The FDA is warning the public that azithromycin (Zithromax or Zmax; Pfizer), a macrolide antibiotic, can cause abnormal changes in the electrical activity of the heart that may lead to potentially fatal arrhythmias.  

On May 17, 2012, the FDA released a statement about an increased risk of cardiovascular death with Zithromax compared to patients treated with amoxicillin, ciprofloxacin, or no drug. This safety alert is a result of additional FDA review that assessed the potential for azithromycin to cause abnormal cardiac electrical activity.

At-risk patients for this condition include those with existing QT interval prolongation, hypokalemia, hypomagnesemia, bradycardia, or use of certain drugs used to treat arrhythmias. 
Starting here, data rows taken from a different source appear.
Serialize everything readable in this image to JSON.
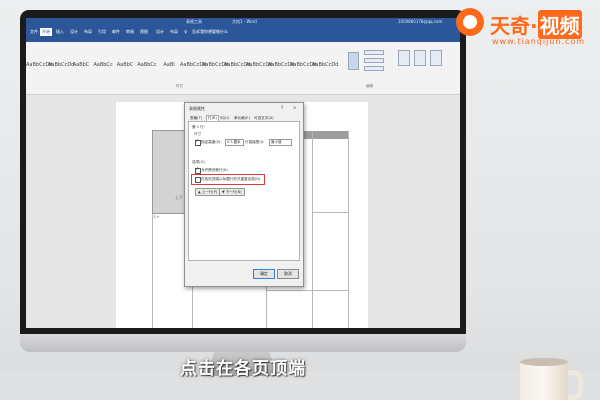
{
  "word": {
    "context_title": "表格工具",
    "file_title": "文档1 - Word",
    "account": "1050860178@qq.com",
    "tabs": [
      "文件",
      "开始",
      "插入",
      "设计",
      "布局",
      "引用",
      "邮件",
      "审阅",
      "视图",
      "设计",
      "布局",
      "♀",
      "告诉我你想要做什么"
    ],
    "active_tab_index": 1,
    "style_previews": [
      "AaBbCcDd",
      "AaBbCcDd",
      "AaBbC",
      "AaBbCc",
      "AaBbC",
      "AaBbCc",
      "AaBl",
      "AaBbCcDd",
      "AaBbCcDd",
      "AaBbCcDd",
      "AaBbCcDd",
      "AaBbCcDd",
      "AaBbCcDd",
      "AaBbCcDd"
    ],
    "group_label_styles": "样式",
    "group_label_edit": "编辑",
    "doc_caption_1": "上下",
    "doc_caption_2": "L+"
  },
  "dialog": {
    "title": "表格属性",
    "help": "?",
    "close": "×",
    "tabs": [
      "表格(T)",
      "行(R)",
      "列(U)",
      "单元格(E)",
      "可选文字(A)"
    ],
    "active_tab_index": 1,
    "section_size": "第 1 行:",
    "size_label": "尺寸",
    "height_checkbox": "指定高度(S):",
    "height_value": "0.5 厘米",
    "row_height_label": "行高值是(I):",
    "row_height_value": "最小值",
    "section_options": "选项(O)",
    "allow_break": "允许跨页断行(K)",
    "repeat_header": "在各页顶端以标题行形式重复出现(H)",
    "prev_row": "▲ 上一行(P)",
    "next_row": "▼ 下一行(N)",
    "ok": "确定",
    "cancel": "取消"
  },
  "subtitle": "点击在各页顶端",
  "logo": {
    "text_a": "天奇·",
    "text_b": "视频",
    "url": "www.tianqijun.com"
  },
  "colors": {
    "word_blue": "#2b579a",
    "brand_orange": "#ff6a1a",
    "highlight_red": "#e13a3a"
  }
}
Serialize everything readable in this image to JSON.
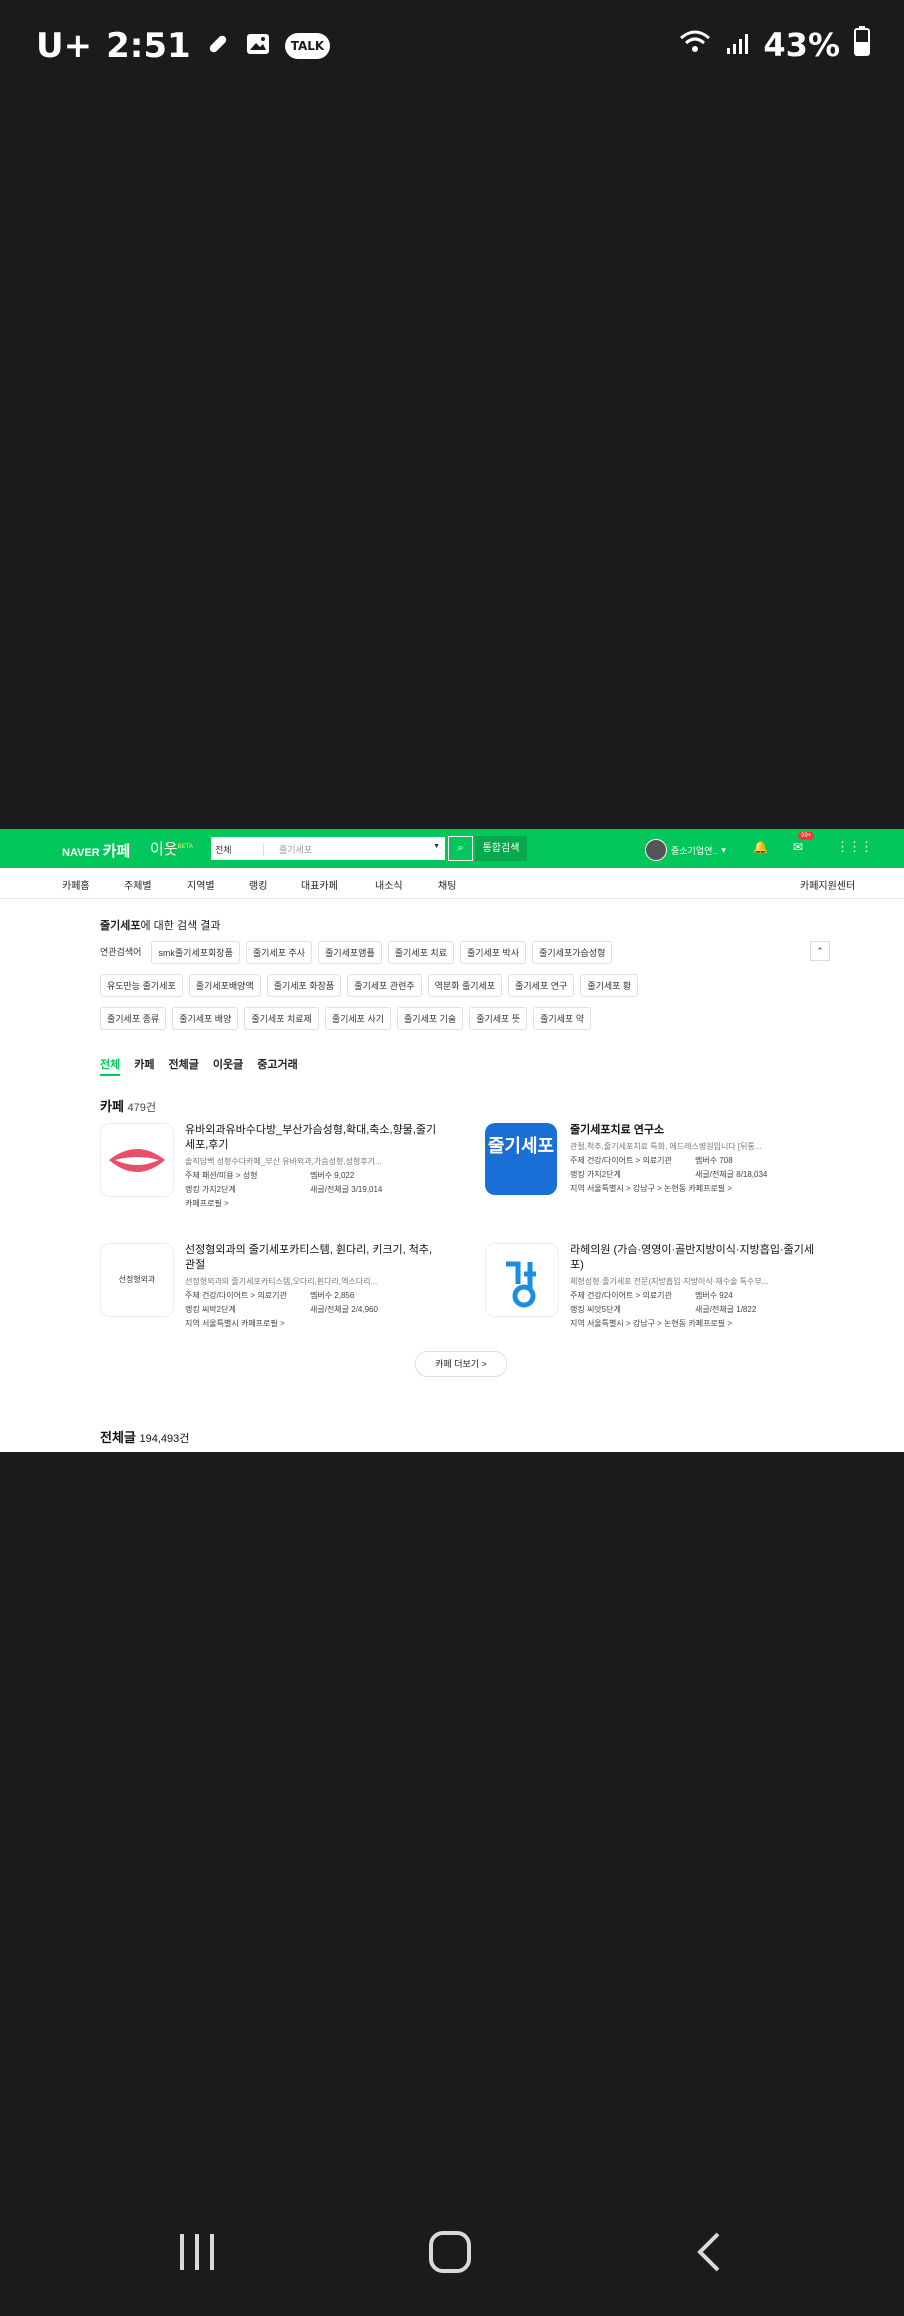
{
  "statusbar": {
    "carrier": "U+",
    "time": "2:51",
    "talk_label": "TALK",
    "battery": "43%"
  },
  "header": {
    "logo_naver": "NAVER",
    "logo_cafe": "카페",
    "iwot": "이웃",
    "iwot_beta": "BETA",
    "search_scope": "전체",
    "search_query": "줄기세포",
    "search_btn": "통합검색",
    "user_name": "중소기업연..",
    "mail_badge": "99+"
  },
  "nav": {
    "items": [
      "카페홈",
      "주제별",
      "지역별",
      "랭킹",
      "대표카페",
      "내소식",
      "채팅"
    ],
    "help": "카페지원센터"
  },
  "results": {
    "keyword": "줄기세포",
    "title_suffix": "에 대한 검색 결과",
    "related_label": "연관검색어",
    "related": [
      "smk줄기세포회장품",
      "줄기세포 주사",
      "줄기세포앰플",
      "줄기세포 치료",
      "줄기세포 박사",
      "줄기세포가슴성형",
      "유도만능 줄기세포",
      "줄기세포배양액",
      "줄기세포 화장품",
      "줄기세포 관련주",
      "역분화 줄기세포",
      "줄기세포 연구",
      "줄기세포 황",
      "줄기세포 종류",
      "줄기세포 배양",
      "줄기세포 치료제",
      "줄기세포 사기",
      "줄기세포 기술",
      "줄기세포 뜻",
      "줄기세포 약"
    ]
  },
  "tabs": [
    "전체",
    "카페",
    "전체글",
    "이웃글",
    "중고거래"
  ],
  "cafe_section": {
    "title": "카페",
    "count": "479건",
    "more": "카페 더보기 >"
  },
  "cafes": [
    {
      "name": "유바외과유바수다방_부산가슴성형,확대,축소,향물,줄기세포,후기",
      "desc": "솔직담백 성형수다카페_부산 유바외과,가슴성형,성형후기...",
      "topic": "주제 패션/미용 > 성형",
      "members": "멤버수 9,022",
      "rank": "랭킹 가지2단계",
      "posts": "새글/전체글 3/19,014",
      "extra": "카페프로필 >"
    },
    {
      "name": "줄기세포치료 연구소",
      "desc": "관절,척추,줄기세포치료 특화, 에드레스병원입니다 [뒤통...",
      "topic": "주제 건강/다이어트 > 의료기관",
      "members": "멤버수 708",
      "rank": "랭킹 가지2단계",
      "posts": "새글/전체글 8/18,034",
      "extra": "지역 서울특별시 > 강남구 > 논현동 카페프로필 >"
    },
    {
      "name": "선정형외과의 줄기세포카티스템, 휜다리, 키크기, 척추, 관절",
      "desc": "선정형외과의 줄기세포카티스템,오다리,휜다리,엑스다리...",
      "topic": "주제 건강/다이어트 > 의료기관",
      "members": "멤버수 2,856",
      "rank": "랭킹 씨박2단계",
      "posts": "새글/전체글 2/4,960",
      "extra": "지역 서울특별시 카페프로필 >"
    },
    {
      "name": "라헤의원 (가슴·영영이·골반지방이식·지방흡입·줄기세포)",
      "desc": "체형성형·줄기세포 전문(지방흡입·지방이식·재수술 특수부...",
      "topic": "주제 건강/다이어트 > 의료기관",
      "members": "멤버수 924",
      "rank": "랭킹 씨앗5단계",
      "posts": "새글/전체글 1/822",
      "extra": "지역 서울특별시 > 강남구 > 논현동 카페프로필 >"
    }
  ],
  "thumbs": {
    "t2": "줄기세포",
    "t3": "선정형외과"
  },
  "all_section": {
    "title": "전체글",
    "count": "194,493건"
  }
}
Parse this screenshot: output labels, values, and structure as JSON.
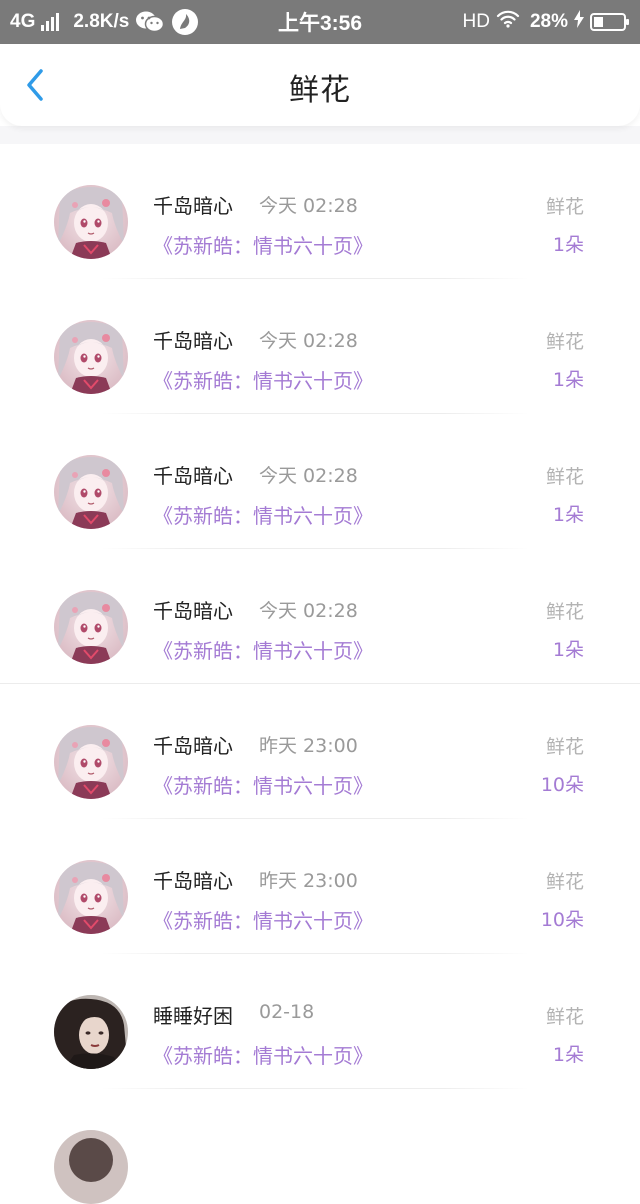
{
  "status_bar": {
    "network": "4G",
    "speed": "2.8K/s",
    "time": "上午3:56",
    "hd": "HD",
    "battery": "28%"
  },
  "header": {
    "title": "鲜花",
    "back_icon": "chevron-left-icon"
  },
  "colors": {
    "accent": "#2f9be8",
    "link_purple": "#a47bd4",
    "status_bar": "#7a7a7a"
  },
  "records": [
    {
      "user": "千岛暗心",
      "time": "今天 02:28",
      "book": "《苏新皓：情书六十页》",
      "gift": "鲜花",
      "count": "1朵",
      "avatar": "anime-girl-avatar"
    },
    {
      "user": "千岛暗心",
      "time": "今天 02:28",
      "book": "《苏新皓：情书六十页》",
      "gift": "鲜花",
      "count": "1朵",
      "avatar": "anime-girl-avatar"
    },
    {
      "user": "千岛暗心",
      "time": "今天 02:28",
      "book": "《苏新皓：情书六十页》",
      "gift": "鲜花",
      "count": "1朵",
      "avatar": "anime-girl-avatar"
    },
    {
      "user": "千岛暗心",
      "time": "今天 02:28",
      "book": "《苏新皓：情书六十页》",
      "gift": "鲜花",
      "count": "1朵",
      "avatar": "anime-girl-avatar"
    },
    {
      "user": "千岛暗心",
      "time": "昨天 23:00",
      "book": "《苏新皓：情书六十页》",
      "gift": "鲜花",
      "count": "10朵",
      "avatar": "anime-girl-avatar"
    },
    {
      "user": "千岛暗心",
      "time": "昨天 23:00",
      "book": "《苏新皓：情书六十页》",
      "gift": "鲜花",
      "count": "10朵",
      "avatar": "anime-girl-avatar"
    },
    {
      "user": "睡睡好困",
      "time": "02-18",
      "book": "《苏新皓：情书六十页》",
      "gift": "鲜花",
      "count": "1朵",
      "avatar": "dark-hair-girl-avatar"
    }
  ]
}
The Warnings and Precautions section of azithromycin drug labels have been updated to emphasize the risk of QT interval prolongation and torsades de pointes. Additional information has been added regarding the results of a clinical QT study which showed that azithromycin can prolong the QTc interval.

The FDA recommends healthcare professionals to consider the risk of fatal arrhythmias when considering treatment options for patients who are already at risk. The FDA further noted that alternative drugs in the macrolide class, or non-macrolides (eg, fluoroquinolones) also have the potential for QT prolongation or other significant side effects.